I am currently using the CG OpenGL binding automatically generated from Khrosos.spec files found in the registry .
I am quite satisfied with the quality of the bindings; here is an example function:
/// <summary> /// Binding for glGenFramebuffers function. /// </summary> /// <remarks> /// This function belongs to 'ARB_framebuffer_object'. /// <para> /// Depending on driver implementation, this routine could call the following (equivalent) routines: /// - glGenFramebuffers /// - glGenFramebuffersEXT /// </para> /// </remarks> /// <param name="n"> /// A <see cref="Int32"/>. /// </param> /// <param name="framebuffers"> /// A <see cref="UInt32*"/>. /// This parameter holds data returned from function. /// </param> public static void GenFramebuffer(Int32 n, [Out] UInt32[] framebuffers) { unsafe { fixed (UInt32* fp_framebuffers = framebuffers) { if (Delegates.pglGenFramebuffers != null) Delegates.pglGenFramebuffers(n, fp_framebuffers); else if (Delegates.pglGenFramebuffersEXT != null) Delegates.pglGenFramebuffersEXT(n, fp_framebuffers); else throw new InvalidOperationException("binding point GenFramebuffer cannot be found"); } } LogProc("glGenFramebuffers("+n+", "+framebuffers+")"); }
As you can see, the fixed block is trying to call two different delegates (Delegates.pglGenFramebuffers and Delegates.pglGenFramebuffersEXT).

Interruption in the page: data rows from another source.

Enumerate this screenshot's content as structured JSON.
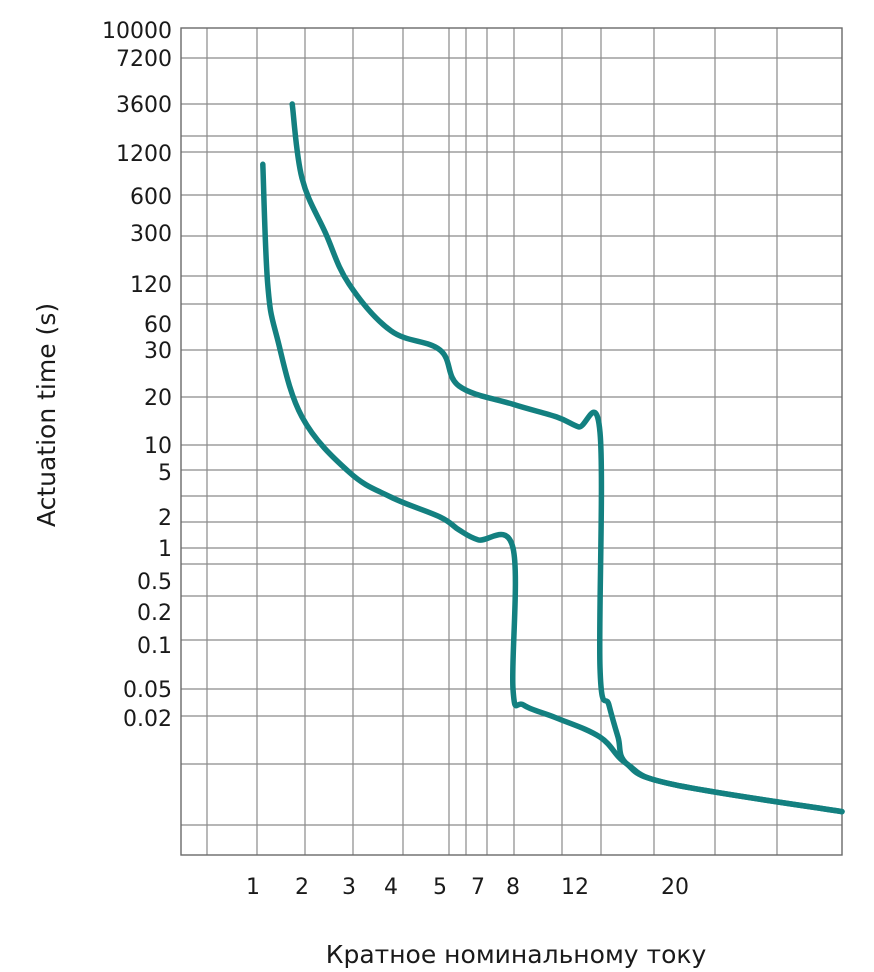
{
  "chart_data": {
    "type": "line",
    "title": "",
    "xlabel": "Кратное номинальному току",
    "ylabel": "Actuation time (s)",
    "x_ticks": [
      "1",
      "2",
      "3",
      "4",
      "5",
      "7",
      "8",
      "12",
      "20"
    ],
    "y_ticks": [
      "10000",
      "7200",
      "3600",
      "1200",
      "600",
      "300",
      "120",
      "60",
      "30",
      "20",
      "10",
      "5",
      "2",
      "1",
      "0.5",
      "0.2",
      "0.1",
      "0.05",
      "0.02"
    ],
    "grid": true,
    "legend": "none",
    "line_color": "#138080",
    "series": [
      {
        "x": [
          1.2,
          1.3,
          1.5,
          2,
          3,
          4,
          5,
          6,
          7,
          8,
          8,
          8.5,
          10,
          12,
          15,
          20,
          30
        ],
        "y": [
          1000,
          120,
          40,
          15,
          5,
          3,
          2,
          1.5,
          1.2,
          1,
          0.05,
          0.03,
          0.02,
          0.015,
          0.01,
          0.006,
          0.003
        ]
      },
      {
        "x": [
          1.8,
          2,
          2.5,
          3,
          4,
          5,
          6,
          8,
          10,
          11,
          12,
          12,
          13,
          14,
          15,
          20,
          30
        ],
        "y": [
          3600,
          800,
          300,
          120,
          50,
          30,
          22,
          18,
          15,
          13,
          12,
          0.07,
          0.03,
          0.015,
          0.01,
          0.006,
          0.003
        ]
      }
    ]
  }
}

This is possible because they have the same signature:
[System.Security.SuppressUnmanagedCodeSecurity()] internal unsafe delegate void glGenFramebuffers(Int32 n, [Out] UInt32* framebuffers); internal static glGenFramebuffers pglGenFramebuffers = null; [System.Security.SuppressUnmanagedCodeSecurity()] internal unsafe delegate void glGenFramebuffersEXT(Int32 n, [Out] UInt32* framebuffers); internal static glGenFramebuffersEXT pglGenFramebuffersEXT = null;
Delegates have the same signature because the specification (.spec file) is the same for the two routines introduced by the difference extensions.
Previously, bindings supported only kernel extensions, ARB, and EXT; the binding generator simply avoids defining this procedure in case there is another equivalent with high priority.
In order to increase support for the extension (stimulated by this SO question ), I need to declare delegates and import the declaration also for the procedure that was promoted to ARB or to the kernel implementation and write a shell implementation that calls all equivalent procedures (those that are defined).
So I got the source declared above.
Problems arise when working with 2K + ads. I have a binding generator as I cannot write all OpenGL bindings.
But how can the binding generator know if the func subroutine is semantically equivalent to another funcARB or funcEXT subroutine (with the same signature)?
I think the only option I have is to write an external file (controlled by the developer) that lists the exception cases (i.e. two routines that have the same base name and the same signature, are not are semantically equivalent).
The ultimate goal should be basically a collapsible OpenGL wrapper library to minimize the effort required to manage OpenGL extensions.
After some experimentation ...
It is possible that both suitable extensions are implemented (i.e. ARB_framebuffer_object and EXT_framebuffer_object). Since the entry points are different (different names), I need all the functions of both extensions .... but!
If I give priority to supported extensions (let's say that ARB has a higher priority than EXT, EXT has a higher privilege than VENDOR), the implementation proposed in my question is acceptable for the shell framework, since the ARB extension is implemented, the infrastructure implementation is preferable, than an EXT implementation (no matter what functionality).
This will work, but a side effect is that this policy is forced to use the OpenGL binding (no one at the moment! So no one will complain about it! :)).